Maman sauve ses enfants et retourne seule en Ukraine pour sauver des chiens dans le besoin

Alors que de nombreux Ukrainiens évacuent leur pays en quête de sécurité, une femme courageuse a risqué sa vie pour sauver les chiens sans défense qui ont été laissés pour compte. Alors que les bombes russes pleuvent autour d’elle, Marina Dilly de Shelter Friend Ukraine travaille frénétiquement pour sauver les animaux errant dans les rues à la recherche de nourriture et d’un abri.

Elle a envoyé ses enfants en Pologne pour continuer son travail dans son refuge de Dnipro, qui est situé au centre de toutes les villes attaquées, avec l’aide d’un personnel dévoué. Marina a accueilli des centaines de chiens au cours des 13 derniers jours, mais elle craint de bientôt manquer de fournitures.

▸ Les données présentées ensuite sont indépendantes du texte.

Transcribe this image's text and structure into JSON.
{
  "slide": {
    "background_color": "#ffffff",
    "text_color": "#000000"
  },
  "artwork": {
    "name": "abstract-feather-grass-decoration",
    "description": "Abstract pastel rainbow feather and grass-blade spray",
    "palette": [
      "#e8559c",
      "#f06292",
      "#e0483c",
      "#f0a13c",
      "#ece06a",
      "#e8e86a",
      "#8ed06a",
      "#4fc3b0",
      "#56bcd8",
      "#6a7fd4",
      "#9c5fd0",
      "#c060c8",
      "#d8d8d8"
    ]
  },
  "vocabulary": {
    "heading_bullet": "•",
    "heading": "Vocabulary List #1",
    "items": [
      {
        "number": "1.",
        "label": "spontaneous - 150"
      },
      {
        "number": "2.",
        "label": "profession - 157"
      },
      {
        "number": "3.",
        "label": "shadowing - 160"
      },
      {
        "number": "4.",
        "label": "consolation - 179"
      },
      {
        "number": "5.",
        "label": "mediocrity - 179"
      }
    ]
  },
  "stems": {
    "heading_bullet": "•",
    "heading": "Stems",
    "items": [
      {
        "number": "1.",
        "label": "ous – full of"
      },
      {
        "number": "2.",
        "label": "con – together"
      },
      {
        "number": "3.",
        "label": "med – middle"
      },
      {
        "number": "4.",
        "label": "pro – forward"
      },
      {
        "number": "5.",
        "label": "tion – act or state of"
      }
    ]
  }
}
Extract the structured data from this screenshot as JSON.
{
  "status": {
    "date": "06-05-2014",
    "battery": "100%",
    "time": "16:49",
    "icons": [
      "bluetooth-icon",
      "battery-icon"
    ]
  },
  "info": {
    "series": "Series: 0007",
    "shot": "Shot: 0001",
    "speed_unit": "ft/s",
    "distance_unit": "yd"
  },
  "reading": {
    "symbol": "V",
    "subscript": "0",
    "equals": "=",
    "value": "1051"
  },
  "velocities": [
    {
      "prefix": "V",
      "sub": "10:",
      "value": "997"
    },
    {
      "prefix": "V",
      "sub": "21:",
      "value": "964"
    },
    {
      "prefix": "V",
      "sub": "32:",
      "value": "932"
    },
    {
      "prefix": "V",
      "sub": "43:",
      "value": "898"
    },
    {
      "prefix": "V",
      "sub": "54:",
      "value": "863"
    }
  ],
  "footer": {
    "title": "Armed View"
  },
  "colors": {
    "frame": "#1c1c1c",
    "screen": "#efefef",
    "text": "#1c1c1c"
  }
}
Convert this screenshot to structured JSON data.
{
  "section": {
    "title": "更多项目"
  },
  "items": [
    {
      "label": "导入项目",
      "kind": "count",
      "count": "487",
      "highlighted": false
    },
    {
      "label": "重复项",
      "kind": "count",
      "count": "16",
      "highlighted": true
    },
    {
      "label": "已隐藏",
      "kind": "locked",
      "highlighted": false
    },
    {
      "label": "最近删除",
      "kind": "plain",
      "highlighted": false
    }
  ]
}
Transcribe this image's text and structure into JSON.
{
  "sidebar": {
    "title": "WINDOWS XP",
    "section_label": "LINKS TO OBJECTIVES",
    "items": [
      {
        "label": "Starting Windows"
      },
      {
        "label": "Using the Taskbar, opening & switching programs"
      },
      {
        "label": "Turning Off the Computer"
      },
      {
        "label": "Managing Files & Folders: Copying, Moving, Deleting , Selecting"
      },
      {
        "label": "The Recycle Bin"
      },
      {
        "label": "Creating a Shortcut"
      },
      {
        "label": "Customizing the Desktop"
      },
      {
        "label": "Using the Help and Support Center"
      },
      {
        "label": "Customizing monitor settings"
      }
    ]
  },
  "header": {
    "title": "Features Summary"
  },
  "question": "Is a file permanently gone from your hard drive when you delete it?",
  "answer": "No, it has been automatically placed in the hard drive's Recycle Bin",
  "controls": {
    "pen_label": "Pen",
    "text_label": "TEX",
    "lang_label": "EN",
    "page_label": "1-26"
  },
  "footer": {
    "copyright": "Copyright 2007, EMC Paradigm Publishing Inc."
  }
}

Elle a un besoin urgent de nourriture, de litière pour animaux de compagnie et de médicaments afin de continuer son travail, mais elle a peu accès à ces articles. «L’impact est un peu plus facile: nous nous adaptons aux nouvelles circonstances, et maintenant je suis malade à cause de tout le stress épouvantable et du manque de sommeil», a-t-elle expliqué.

«Il n’y a actuellement qu’une seule route menant aux frontières de l’UE depuis Dnipro, et elle est bondée de milliers d’automobiles. Les autres sont au milieu d’un conflit militaire.»

«La distance entre la Pologne, la Slovaquie et la Hongrie est de 1 200 à 1 350 kilomètres. Cela ne me dérange pas de conduire, mais nous ne pouvons pas voyager sur les grands axes ou de nuit, et l’attente à la frontière est maintenant de plus de 48 heures». Marina refuse de refuser un animal dans le besoin en cette période difficile, malgré ses obstacles et son espace limité, et elle a déjà au moins sept pouponnières pleines de chiots.

«Shelter Friend parvient à rester en vie. Maintenant, je récupère tous les animaux que les gens laissaman sauve ses enfants et retourne seule en Ukraine pour sauver des chies ent dans les rues. Nous sommes débordés, mais nous continuons à aider».

Marina affirme qu’un nombre alarmant de ses chiens récupérés sur elle ont péri des blessures qu’ils ont acquises dans la rue en raison d’un manque d’accès aux soins vétérinaires. La Roumanie, la Pologne et la Hongrie, toutes voisines, ont assoupli leurs interdictions, et le gouvernement polonais paie même la pension pour animaux de compagnie et les vaccins.